Beans and lentils are a great source of fibre and we recommend you include a daily serving of at least 100g or 6 tablespoons.
- Try adding to soups, stews, salads, curries, stir fries and pasta dishes.
- Use to make bean dips e.g. hummus or mashed with potatoes.
Nuts: any unsalted nuts such as peanuts, almonds, walnuts, cashews, hazelnuts (a portion is a small handful).
Reducing red meat and avoiding processed meat
- Lean red meat – no more than 500g cooked weight (700-750g raw) per week.
- A single serve is no more than: 110g raw or 70g cooked.
- Remove all visible fat.
- Try to have a couple of meat-free days every week.
- Replace half the meat quantity in recipes with beans, lentils, soya or Quorn™.
Other animal proteins
- Chicken (1-2 thighs or 1 breast counts as a portion) with skin removed.
- Choose fish twice a week.
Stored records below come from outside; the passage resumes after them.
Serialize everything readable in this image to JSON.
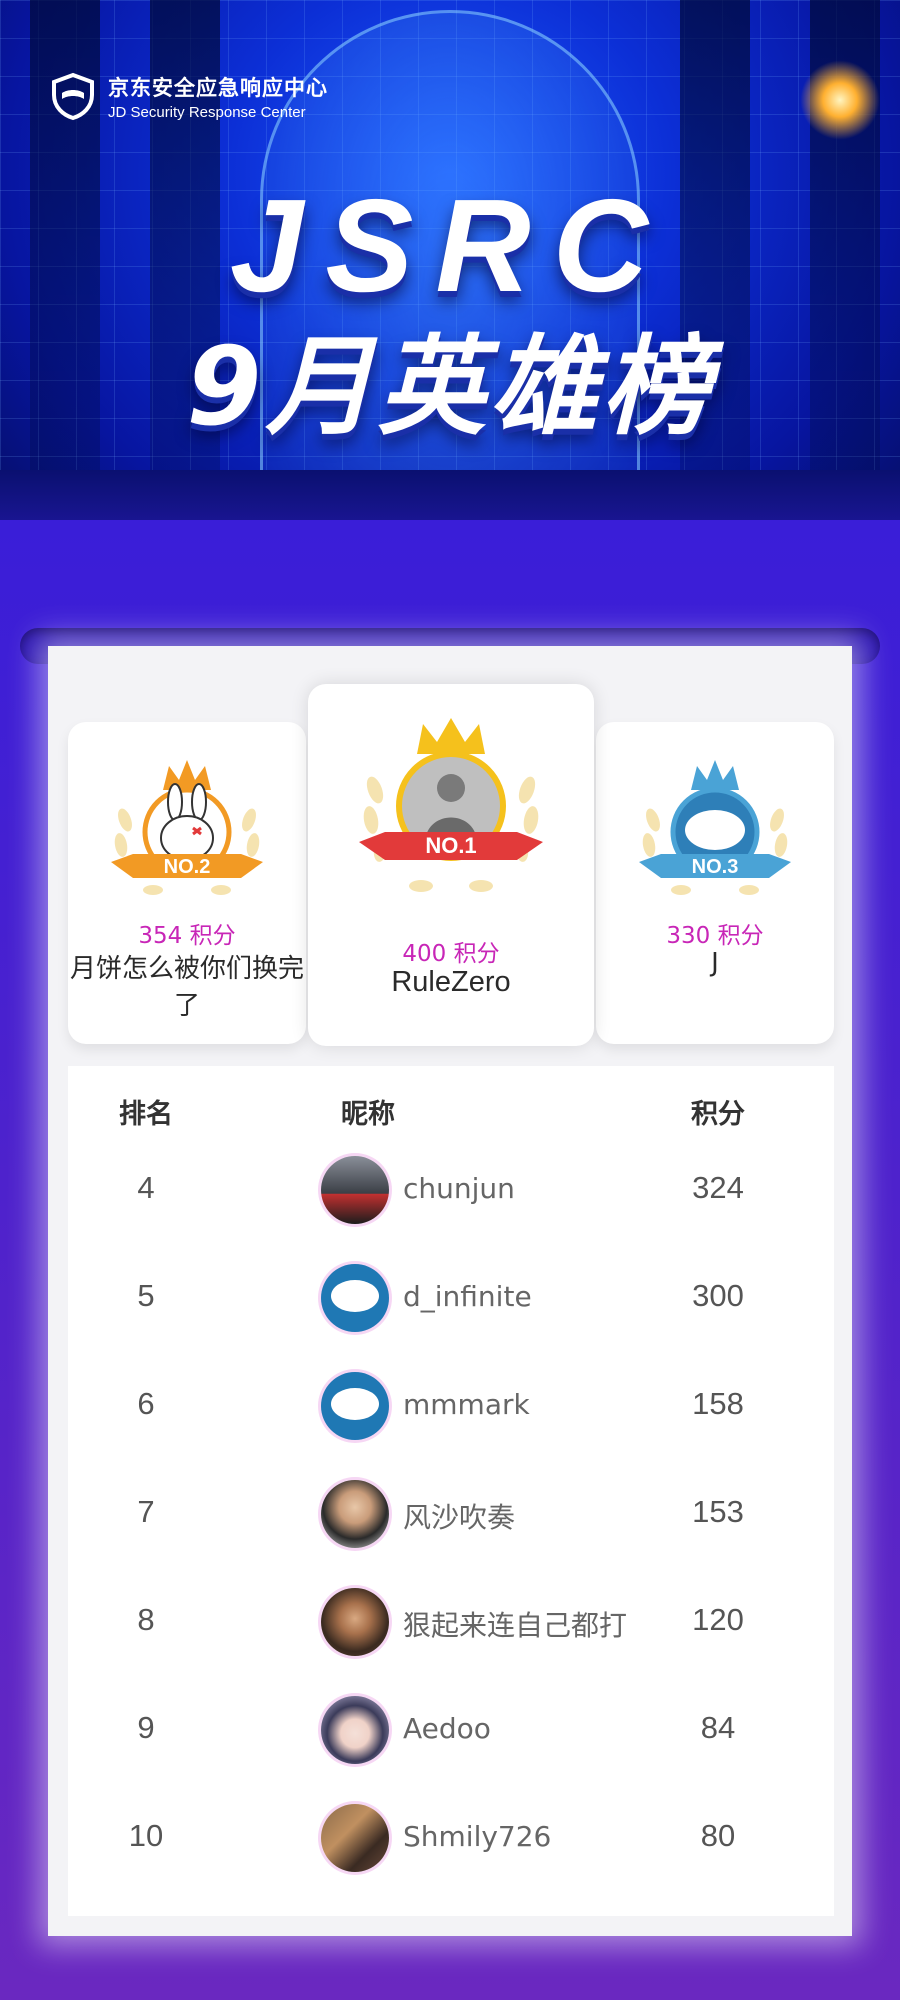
{
  "brand": {
    "name_cn": "京东安全应急响应中心",
    "name_en": "JD Security Response Center"
  },
  "headline": {
    "line1": "JSRC",
    "line2": "9月英雄榜"
  },
  "top3": [
    {
      "rank_label": "NO.2",
      "score": "354 积分",
      "name": "月饼怎么被你们换完了",
      "ribbon_color": "#f29a24"
    },
    {
      "rank_label": "NO.1",
      "score": "400 积分",
      "name": "RuleZero",
      "ribbon_color": "#e23a3a"
    },
    {
      "rank_label": "NO.3",
      "score": "330 积分",
      "name": "J",
      "ribbon_color": "#4aa3d6"
    }
  ],
  "table": {
    "headers": {
      "rank": "排名",
      "nickname": "昵称",
      "score": "积分"
    },
    "rows": [
      {
        "rank": "4",
        "name": "chunjun",
        "score": "324",
        "avatar": "car-avatar"
      },
      {
        "rank": "5",
        "name": "d_infinite",
        "score": "300",
        "avatar": "default-avatar"
      },
      {
        "rank": "6",
        "name": "mmmark",
        "score": "158",
        "avatar": "default-avatar"
      },
      {
        "rank": "7",
        "name": "风沙吹奏",
        "score": "153",
        "avatar": "person-avatar"
      },
      {
        "rank": "8",
        "name": "狠起来连自己都打",
        "score": "120",
        "avatar": "person-avatar"
      },
      {
        "rank": "9",
        "name": "Aedoo",
        "score": "84",
        "avatar": "anime-avatar"
      },
      {
        "rank": "10",
        "name": "Shmily726",
        "score": "80",
        "avatar": "photo-avatar"
      }
    ]
  },
  "colors": {
    "score_magenta": "#c826b7",
    "frame_purple": "#4e22cc",
    "gold": "#f5c11c"
  }
}
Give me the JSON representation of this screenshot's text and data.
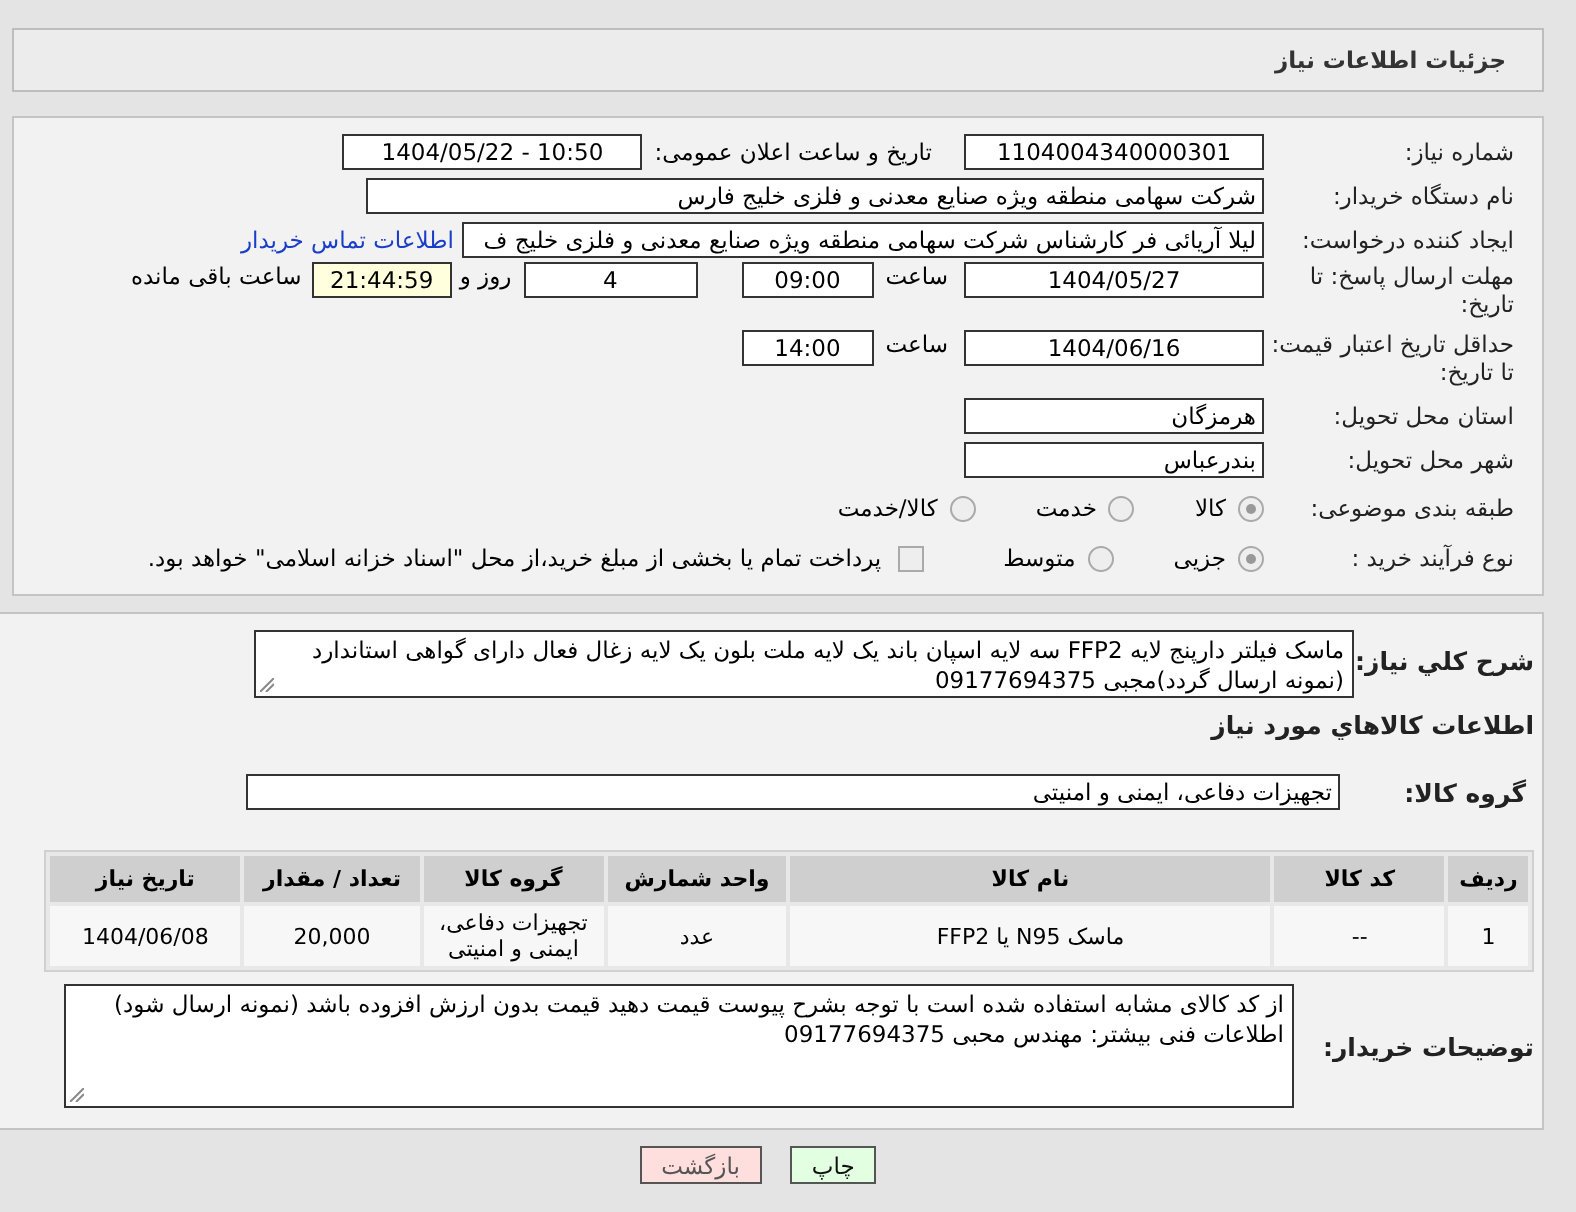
{
  "header": {
    "title": "جزئیات اطلاعات نیاز"
  },
  "need_number": {
    "label": "شماره نیاز:",
    "value": "1104004340000301"
  },
  "announce": {
    "label": "تاریخ و ساعت اعلان عمومی:",
    "value": "1404/05/22 - 10:50"
  },
  "buyer_org": {
    "label": "نام دستگاه خریدار:",
    "value": "شرکت سهامی منطقه ویژه صنایع معدنی و فلزی خلیج فارس"
  },
  "requester": {
    "label": "ایجاد کننده درخواست:",
    "value": "لیلا آریائی فر کارشناس شرکت سهامی منطقه ویژه صنایع معدنی و فلزی خلیج ف",
    "link": "اطلاعات تماس خریدار"
  },
  "deadline": {
    "label": "مهلت ارسال پاسخ: تا تاریخ:",
    "date": "1404/05/27",
    "time_label": "ساعت",
    "time": "09:00",
    "days": "4",
    "days_label": "روز و",
    "remaining": "21:44:59",
    "remaining_label": "ساعت باقی مانده"
  },
  "validity": {
    "label": "حداقل تاریخ اعتبار قیمت: تا تاریخ:",
    "date": "1404/06/16",
    "time_label": "ساعت",
    "time": "14:00"
  },
  "province": {
    "label": "استان محل تحویل:",
    "value": "هرمزگان"
  },
  "city": {
    "label": "شهر محل تحویل:",
    "value": "بندرعباس"
  },
  "category": {
    "label": "طبقه بندی موضوعی:",
    "options": [
      {
        "label": "کالا",
        "selected": true
      },
      {
        "label": "خدمت",
        "selected": false
      },
      {
        "label": "کالا/خدمت",
        "selected": false
      }
    ]
  },
  "process": {
    "label": "نوع فرآیند خرید :",
    "options": [
      {
        "label": "جزیی",
        "selected": true
      },
      {
        "label": "متوسط",
        "selected": false
      }
    ],
    "payment": {
      "label": "پرداخت تمام یا بخشی از مبلغ خرید،از محل \"اسناد خزانه اسلامی\" خواهد بود.",
      "checked": false
    }
  },
  "description": {
    "label": "شرح کلي نياز:",
    "value": "ماسک فیلتر دارپنج لایه FFP2 سه لایه اسپان باند یک لایه ملت بلون یک لایه زغال فعال دارای گواهی استاندارد (نمونه ارسال گردد)مجبی 09177694375"
  },
  "goods_title": "اطلاعات کالاهاي مورد نياز",
  "group": {
    "label": "گروه کالا:",
    "value": "تجهیزات دفاعی، ایمنی و امنیتی"
  },
  "table": {
    "columns": [
      "ردیف",
      "کد کالا",
      "نام کالا",
      "واحد شمارش",
      "گروه کالا",
      "تعداد / مقدار",
      "تاریخ نیاز"
    ],
    "rows": [
      [
        "1",
        "--",
        "ماسک N95 یا FFP2",
        "عدد",
        "تجهیزات دفاعی، ایمنی و امنیتی",
        "20,000",
        "1404/06/08"
      ]
    ]
  },
  "notes": {
    "label": "توضیحات خریدار:",
    "value": "از کد کالای مشابه استفاده شده است با توجه بشرح پیوست قیمت دهید قیمت بدون ارزش افزوده باشد (نمونه ارسال شود) اطلاعات فنی بیشتر: مهندس محبی 09177694375"
  },
  "buttons": [
    {
      "label": "چاپ",
      "kind": "print"
    },
    {
      "label": "بازگشت",
      "kind": "back"
    }
  ]
}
Two servings of fish a week (140g or a small fillet is one serving). One of which should be oil-rich.
- Eggs (a couple counts as a portion), poached, boiled or scrambled. Some individuals need to restrict eggs; discuss with your health professional.
Best to avoid: Processed meats such as tinned meats, bacon, meat pies and pasties, salamis.